Wednesday, December 28, 2011

I'm not the one who is addicted I am the addict.

I am 42, male, single and have come to realize that I am the addict, I drink, I smoke and I gamble,  way too much  on all 3 accounts and I know that during the time of my addictions, I have created (harsh word I think) an addict who was addicted to me.  I was once told that the admission of an addiction is the first step ,but I will assure you that it isn't.  You know you smoke, you know you drink, and you know you gamble so how is that any closer to fixing your issues?  It isn't.  Action is the only fix, and by that I mean you need to move past your knowing and get to the working on it part.  I currently haven't done that second part.  I am posting this to ask the question, is it codependance, is it selfishness, or is it just who we are as addicts.  Can we be addicted to addiction?  Is it a mental issue? is it just who we are.  I want this to be about you understanding why you love someone like me, why you think that you can fix me, why you have fallen in love with my "potential", then maybe I will be able to understand more about who I am.  I posed this question on FB and got about 40 responses in less than an hour and not a single response was from a guy.
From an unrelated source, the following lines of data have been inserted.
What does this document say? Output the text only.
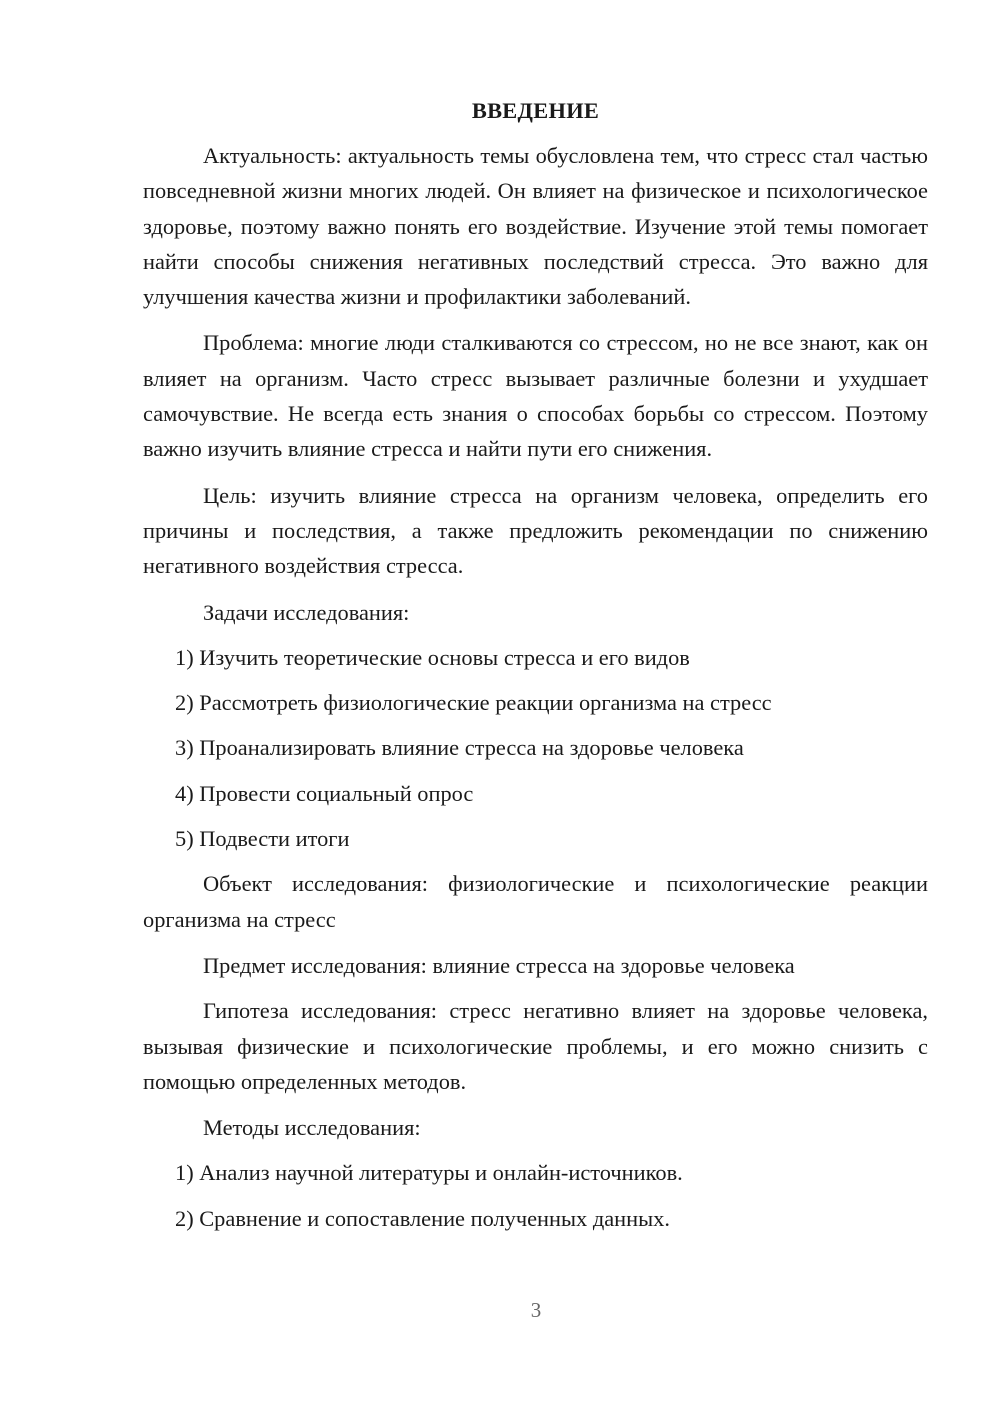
ВВЕДЕНИЕ

Актуальность: актуальность темы обусловлена тем, что стресс стал частью повседневной жизни многих людей. Он влияет на физическое и психологическое здоровье, поэтому важно понять его воздействие. Изучение этой темы помогает найти способы снижения негативных последствий стресса. Это важно для улучшения качества жизни и профилактики заболеваний.

Проблема: многие люди сталкиваются со стрессом, но не все знают, как он влияет на организм. Часто стресс вызывает различные болезни и ухудшает самочувствие. Не всегда есть знания о способах борьбы со стрессом. Поэтому важно изучить влияние стресса и найти пути его снижения.

Цель: изучить влияние стресса на организм человека, определить его причины и последствия, а также предложить рекомендации по снижению негативного воздействия стресса.

Задачи исследования:

1) Изучить теоретические основы стресса и его видов

2) Рассмотреть физиологические реакции организма на стресс

3) Проанализировать влияние стресса на здоровье человека

4) Провести социальный опрос

5) Подвести итоги

Объект исследования: физиологические и психологические реакции организма на стресс

Предмет исследования: влияние стресса на здоровье человека

Гипотеза исследования: стресс негативно влияет на здоровье человека, вызывая физические и психологические проблемы, и его можно снизить с помощью определенных методов.

Методы исследования:

1) Анализ научной литературы и онлайн-источников.

2) Сравнение и сопоставление полученных данных.

3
Is this because I don't have any FB friends that are male. Not the case but I think it is because women understand this craziness a little bit more than us boneheads.  I want to offer some insight into why I am who I am.  I have been told that you only change your life when you make a big change in your lifestyle.  I have also heard that when you do the same thing over and over and expect a different result you are insane, so I don't where to take this.  feel free to discuss this with me, help me to understand why, or what could bring on such a lifetime of needing to do things that I know are unhealthy.  In most cases I think you can relate to these issues.  You may be just like me, but likely won't admit it, or you may be the other person, the person who is addicted to an addict.